10.06.2020 - 11:54 Uhr
FlossOberpfalz

Floß: Rücksicht auf Biotopbäume und Totholz nehmen

Die forstwirtschaftlich genutzten Gemeindewaldungen von Floß sind nicht nur für Waldspaziergänger interessant anzuschauen. Sie sind auch naturschutzfachlich sehr bedeutend.

Forstamtmann Sebastian Höllerer, Bürgermeister Robert Lindner, Peter Fleischmann und Forstdirektor Gerhard Hösl (von links) begutachten die Biotopbäume in der Gemeindewaldung.
von Harald MeierhöferProfil

Bei der Inventur für das Vertragsnaturschutzprogramm Wald hat Revierleiter Sebastian Höllerer in Zusammenarbeit mit Peter Fleischmann von der unteren Naturschutzbehörde Waldbäume mit besonderen Merkmalen wie etwa Höhlen, Faulstellen oder Pilzkonsolen kartiert. Dieses Programm dient dazu, dass die Vielfalt an Arten und Lebensräumen im Wald erhalten bleibt und sich weiterentwickeln kann. Deswegen fördert der Freistaat Bayern finanziell dieses Vorhaben auch in besonderem Maße.

In den Abteilungen Kriegersthurm, Buchholz, Stichholz und Bärenlohe wurden insgesamt 39 Biotopbäume mit besonderen Merkmalen und 42 stehende und liegende Totholzstämme über drei Meter Länge aufgesucht, mit GPS-Gerät eingemessen und vor Ort markiert. Es handelt sich um Laubbäume aller Art, sowie Tanne, Lärche und Kiefer. Dies dient dazu, dass für zwölf Jahre das Totholz im Wald belassen wird, Biotopbäume erhalten bleiben und damit diese Einzelbäume nicht genutzt werden. Dadurch bleiben wichtige Lebensräume unter anderem für Schwarzspecht und Waldkauz erhalten. Auf über 16 Hektar, das entspricht einer Größe von über 20 Fußballfeldern, wurden die Bäume beziehungsweise das Totholz mit gelben Nummern, einem Spechtsymbol und mit grünem Ring markiert. Baumart, Durchmesser und Länge des Baums bestimmen im Wesentlichen die Höhe der Förderung.
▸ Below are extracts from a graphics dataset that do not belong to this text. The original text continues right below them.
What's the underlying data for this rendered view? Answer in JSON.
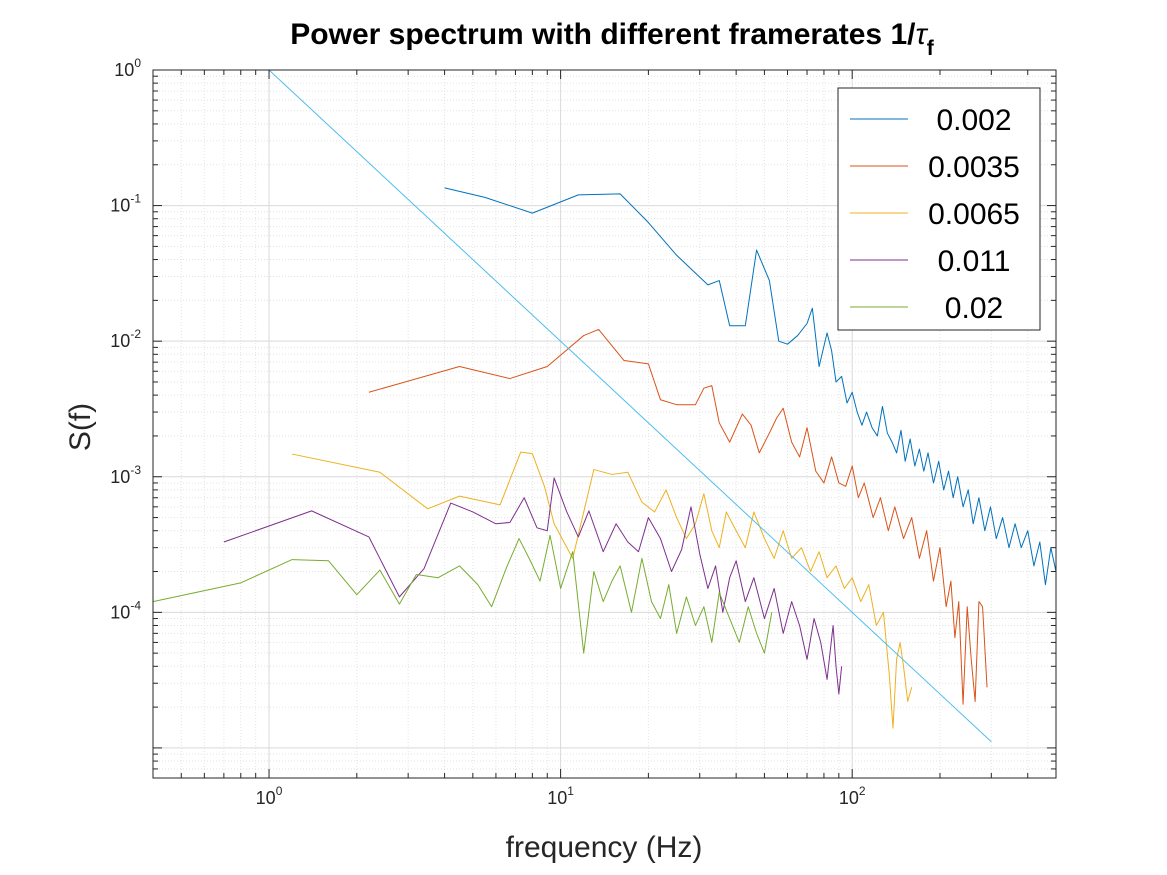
{
  "chart_data": {
    "type": "line",
    "title": "Power spectrum with different framerates 1/",
    "title_symbol": "τ",
    "title_subscript": "f",
    "xlabel": "frequency (Hz)",
    "ylabel": "S(f)",
    "xscale": "log",
    "yscale": "log",
    "xlim": [
      0.4,
      500
    ],
    "ylim": [
      6e-06,
      1
    ],
    "grid": true,
    "minor_grid": true,
    "legend_position": "top-right",
    "x_ticks": [
      {
        "value": 1,
        "base": "10",
        "exp": "0"
      },
      {
        "value": 10,
        "base": "10",
        "exp": "1"
      },
      {
        "value": 100,
        "base": "10",
        "exp": "2"
      }
    ],
    "y_ticks": [
      {
        "value": 1,
        "base": "10",
        "exp": "0"
      },
      {
        "value": 0.1,
        "base": "10",
        "exp": "-1"
      },
      {
        "value": 0.01,
        "base": "10",
        "exp": "-2"
      },
      {
        "value": 0.001,
        "base": "10",
        "exp": "-3"
      },
      {
        "value": 0.0001,
        "base": "10",
        "exp": "-4"
      }
    ],
    "series": [
      {
        "name": "0.002",
        "color": "#0072BD",
        "points": [
          [
            4.0,
            0.135
          ],
          [
            5.5,
            0.115
          ],
          [
            8.0,
            0.088
          ],
          [
            11.5,
            0.12
          ],
          [
            16,
            0.122
          ],
          [
            20,
            0.075
          ],
          [
            25,
            0.043
          ],
          [
            32,
            0.026
          ],
          [
            35,
            0.028
          ],
          [
            38,
            0.013
          ],
          [
            40,
            0.013
          ],
          [
            43,
            0.013
          ],
          [
            47,
            0.047
          ],
          [
            52,
            0.028
          ],
          [
            56,
            0.01
          ],
          [
            60,
            0.0095
          ],
          [
            65,
            0.011
          ],
          [
            70,
            0.0135
          ],
          [
            73,
            0.0175
          ],
          [
            77,
            0.0065
          ],
          [
            82,
            0.0115
          ],
          [
            85,
            0.0085
          ],
          [
            88,
            0.005
          ],
          [
            92,
            0.0055
          ],
          [
            96,
            0.0035
          ],
          [
            100,
            0.0042
          ],
          [
            104,
            0.003
          ],
          [
            108,
            0.0024
          ],
          [
            112,
            0.003
          ],
          [
            117,
            0.0023
          ],
          [
            122,
            0.002
          ],
          [
            127,
            0.0033
          ],
          [
            132,
            0.0021
          ],
          [
            137,
            0.0018
          ],
          [
            142,
            0.0015
          ],
          [
            147,
            0.0022
          ],
          [
            152,
            0.0013
          ],
          [
            158,
            0.0019
          ],
          [
            164,
            0.0012
          ],
          [
            170,
            0.0016
          ],
          [
            176,
            0.0011
          ],
          [
            182,
            0.0015
          ],
          [
            190,
            0.0009
          ],
          [
            198,
            0.0013
          ],
          [
            206,
            0.0008
          ],
          [
            214,
            0.0011
          ],
          [
            222,
            0.0007
          ],
          [
            230,
            0.001
          ],
          [
            240,
            0.0006
          ],
          [
            250,
            0.0008
          ],
          [
            260,
            0.00045
          ],
          [
            272,
            0.0007
          ],
          [
            285,
            0.0004
          ],
          [
            298,
            0.0006
          ],
          [
            312,
            0.00035
          ],
          [
            328,
            0.0005
          ],
          [
            345,
            0.0003
          ],
          [
            362,
            0.00045
          ],
          [
            380,
            0.0003
          ],
          [
            400,
            0.0004
          ],
          [
            420,
            0.00022
          ],
          [
            440,
            0.00033
          ],
          [
            460,
            0.00016
          ],
          [
            480,
            0.0003
          ],
          [
            500,
            0.0002
          ]
        ]
      },
      {
        "name": "0.0035",
        "color": "#D95319",
        "points": [
          [
            2.2,
            0.0042
          ],
          [
            4.5,
            0.0065
          ],
          [
            6.7,
            0.0053
          ],
          [
            9,
            0.0065
          ],
          [
            12,
            0.011
          ],
          [
            13.5,
            0.0122
          ],
          [
            16.5,
            0.0072
          ],
          [
            20,
            0.0068
          ],
          [
            22,
            0.0037
          ],
          [
            25,
            0.0034
          ],
          [
            29,
            0.0034
          ],
          [
            31,
            0.0045
          ],
          [
            33,
            0.0047
          ],
          [
            35,
            0.0025
          ],
          [
            38,
            0.0018
          ],
          [
            42,
            0.0029
          ],
          [
            45,
            0.0024
          ],
          [
            48,
            0.0015
          ],
          [
            52,
            0.0021
          ],
          [
            55,
            0.0027
          ],
          [
            58,
            0.0032
          ],
          [
            62,
            0.0018
          ],
          [
            66,
            0.0014
          ],
          [
            70,
            0.0023
          ],
          [
            75,
            0.0011
          ],
          [
            80,
            0.0009
          ],
          [
            85,
            0.0014
          ],
          [
            90,
            0.0009
          ],
          [
            95,
            0.00085
          ],
          [
            100,
            0.0012
          ],
          [
            105,
            0.0007
          ],
          [
            110,
            0.0009
          ],
          [
            118,
            0.0005
          ],
          [
            125,
            0.0007
          ],
          [
            133,
            0.0004
          ],
          [
            140,
            0.0006
          ],
          [
            150,
            0.00035
          ],
          [
            160,
            0.0005
          ],
          [
            170,
            0.00025
          ],
          [
            180,
            0.0004
          ],
          [
            190,
            0.00017
          ],
          [
            200,
            0.0003
          ],
          [
            210,
            0.00011
          ],
          [
            218,
            0.00017
          ],
          [
            225,
            6.5e-05
          ],
          [
            232,
            0.00012
          ],
          [
            240,
            2.1e-05
          ],
          [
            248,
            0.00011
          ],
          [
            256,
            4.5e-05
          ],
          [
            264,
            2.2e-05
          ],
          [
            272,
            0.00012
          ],
          [
            280,
            0.00011
          ],
          [
            290,
            2.8e-05
          ]
        ]
      },
      {
        "name": "0.0065",
        "color": "#EDB120",
        "points": [
          [
            1.2,
            0.00147
          ],
          [
            2.4,
            0.00108
          ],
          [
            3.5,
            0.00058
          ],
          [
            4.5,
            0.00072
          ],
          [
            6.2,
            0.00062
          ],
          [
            7.3,
            0.00152
          ],
          [
            8.0,
            0.00148
          ],
          [
            8.8,
            0.00085
          ],
          [
            9.5,
            0.00045
          ],
          [
            11,
            0.00025
          ],
          [
            13,
            0.00113
          ],
          [
            15,
            0.00104
          ],
          [
            17,
            0.00108
          ],
          [
            19,
            0.00065
          ],
          [
            21,
            0.00055
          ],
          [
            23,
            0.0008
          ],
          [
            25,
            0.0005
          ],
          [
            27,
            0.00035
          ],
          [
            29,
            0.00045
          ],
          [
            31,
            0.00075
          ],
          [
            33,
            0.0004
          ],
          [
            35,
            0.0003
          ],
          [
            37,
            0.00055
          ],
          [
            40,
            0.0004
          ],
          [
            43,
            0.0003
          ],
          [
            46,
            0.00055
          ],
          [
            50,
            0.00035
          ],
          [
            54,
            0.00025
          ],
          [
            58,
            0.0004
          ],
          [
            62,
            0.00025
          ],
          [
            67,
            0.0003
          ],
          [
            72,
            0.0002
          ],
          [
            77,
            0.00028
          ],
          [
            82,
            0.00018
          ],
          [
            88,
            0.00022
          ],
          [
            94,
            0.00015
          ],
          [
            100,
            0.00018
          ],
          [
            107,
            0.00012
          ],
          [
            114,
            0.00016
          ],
          [
            121,
            8e-05
          ],
          [
            128,
            0.0001
          ],
          [
            134,
            3.5e-05
          ],
          [
            138,
            1.4e-05
          ],
          [
            142,
            4.5e-05
          ],
          [
            146,
            6e-05
          ],
          [
            150,
            4e-05
          ],
          [
            155,
            2.2e-05
          ],
          [
            160,
            2.8e-05
          ]
        ]
      },
      {
        "name": "0.011",
        "color": "#7E2F8E",
        "points": [
          [
            0.7,
            0.00033
          ],
          [
            1.4,
            0.00056
          ],
          [
            2.2,
            0.00036
          ],
          [
            2.8,
            0.00013
          ],
          [
            3.4,
            0.00021
          ],
          [
            4.2,
            0.00064
          ],
          [
            5.0,
            0.00055
          ],
          [
            6.0,
            0.00045
          ],
          [
            6.7,
            0.00046
          ],
          [
            7.5,
            0.0007
          ],
          [
            8.3,
            0.00042
          ],
          [
            9.0,
            0.0004
          ],
          [
            9.5,
            0.00098
          ],
          [
            10.5,
            0.00055
          ],
          [
            11.5,
            0.00036
          ],
          [
            12.5,
            0.00056
          ],
          [
            14,
            0.00028
          ],
          [
            15.5,
            0.00045
          ],
          [
            17,
            0.00033
          ],
          [
            18.5,
            0.00028
          ],
          [
            20,
            0.0005
          ],
          [
            22,
            0.00035
          ],
          [
            24,
            0.0002
          ],
          [
            26,
            0.00029
          ],
          [
            28,
            0.0006
          ],
          [
            30,
            0.00027
          ],
          [
            32,
            0.00015
          ],
          [
            34,
            0.00022
          ],
          [
            36,
            0.0001
          ],
          [
            38,
            0.00018
          ],
          [
            40,
            0.00024
          ],
          [
            43,
            0.00012
          ],
          [
            46,
            0.00018
          ],
          [
            50,
            9e-05
          ],
          [
            54,
            0.00015
          ],
          [
            58,
            7e-05
          ],
          [
            62,
            0.00012
          ],
          [
            66,
            8e-05
          ],
          [
            70,
            4.5e-05
          ],
          [
            74,
            9e-05
          ],
          [
            78,
            6e-05
          ],
          [
            82,
            3.2e-05
          ],
          [
            86,
            8e-05
          ],
          [
            88,
            4e-05
          ],
          [
            90,
            2.5e-05
          ],
          [
            92,
            4e-05
          ]
        ]
      },
      {
        "name": "0.02",
        "color": "#77AC30",
        "points": [
          [
            0.4,
            0.00012
          ],
          [
            0.8,
            0.000165
          ],
          [
            1.2,
            0.000245
          ],
          [
            1.6,
            0.00024
          ],
          [
            2.0,
            0.000135
          ],
          [
            2.4,
            0.000205
          ],
          [
            2.8,
            0.000115
          ],
          [
            3.2,
            0.00019
          ],
          [
            3.8,
            0.00018
          ],
          [
            4.5,
            0.00022
          ],
          [
            5.2,
            0.00016
          ],
          [
            5.8,
            0.00011
          ],
          [
            6.5,
            0.00021
          ],
          [
            7.2,
            0.00035
          ],
          [
            7.8,
            0.00025
          ],
          [
            8.5,
            0.00017
          ],
          [
            9.2,
            0.00037
          ],
          [
            10,
            0.00015
          ],
          [
            11,
            0.00028
          ],
          [
            12,
            5e-05
          ],
          [
            13,
            0.0002
          ],
          [
            14,
            0.00012
          ],
          [
            15,
            0.00017
          ],
          [
            16,
            0.00022
          ],
          [
            17.5,
            0.0001
          ],
          [
            19,
            0.00025
          ],
          [
            20.5,
            0.00012
          ],
          [
            22,
            9e-05
          ],
          [
            23.5,
            0.00016
          ],
          [
            25,
            7e-05
          ],
          [
            27,
            0.00013
          ],
          [
            29,
            8e-05
          ],
          [
            31,
            0.00011
          ],
          [
            33,
            6e-05
          ],
          [
            35,
            0.00014
          ],
          [
            38,
            9e-05
          ],
          [
            41,
            6e-05
          ],
          [
            44,
            0.00011
          ],
          [
            47,
            7e-05
          ],
          [
            50,
            5e-05
          ],
          [
            53,
            0.0001
          ]
        ]
      },
      {
        "name": "",
        "color": "#4DBEEE",
        "points": [
          [
            1,
            1
          ],
          [
            300,
            1.11e-05
          ]
        ]
      }
    ]
  }
}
Für die Biotopbäume kommt somit eine Förderung von 5230 Euro und für das Totholz 3780 Euro zustande. Der Markt bekommt insgesamt 9010 Euro Förderung für einen wichtigen Beitrag zum Waldnaturschutz. Das ist gerade in einer Zeit des schlechten Holzmarkts ein willkommenes Geschenk für Waldbesitzer. Das Vertragsnaturschutzprogramm gilt nicht nur für Kommunalwälder, sondern auch für Privatwaldbesitzer. Deshalb macht es im Privatwald auch Sinn, auf Biotopbäume und Totholz Rücksicht zu nehmen. Für dieses Jahr ist die Förderung nach Vertragsnaturschutzprogramm Wald abgeschlossen.

Im Bereich des Amtes für Ernährung, Landwirtschaft und Forsten Weiden sind 88 Anträge gestellt worden und es wurden rund 85.000 Euro Fördermittel an private und kommunale Waldbesitzer ausbezahlt. Neuanträge können wieder ab Herbst gestellt werden. Für eine bessere Steuerung des Fördermittelbedarfs sollte der Umfang von Totholz und Biotopbäumen dem zuständigen Forstrevier vorab gemeldet werden.

Die Höhlen in der Rotbuche dienen unter anderem dem Schwarzspecht und Waldkauz als Nist-, Brut- und Wohnstätte.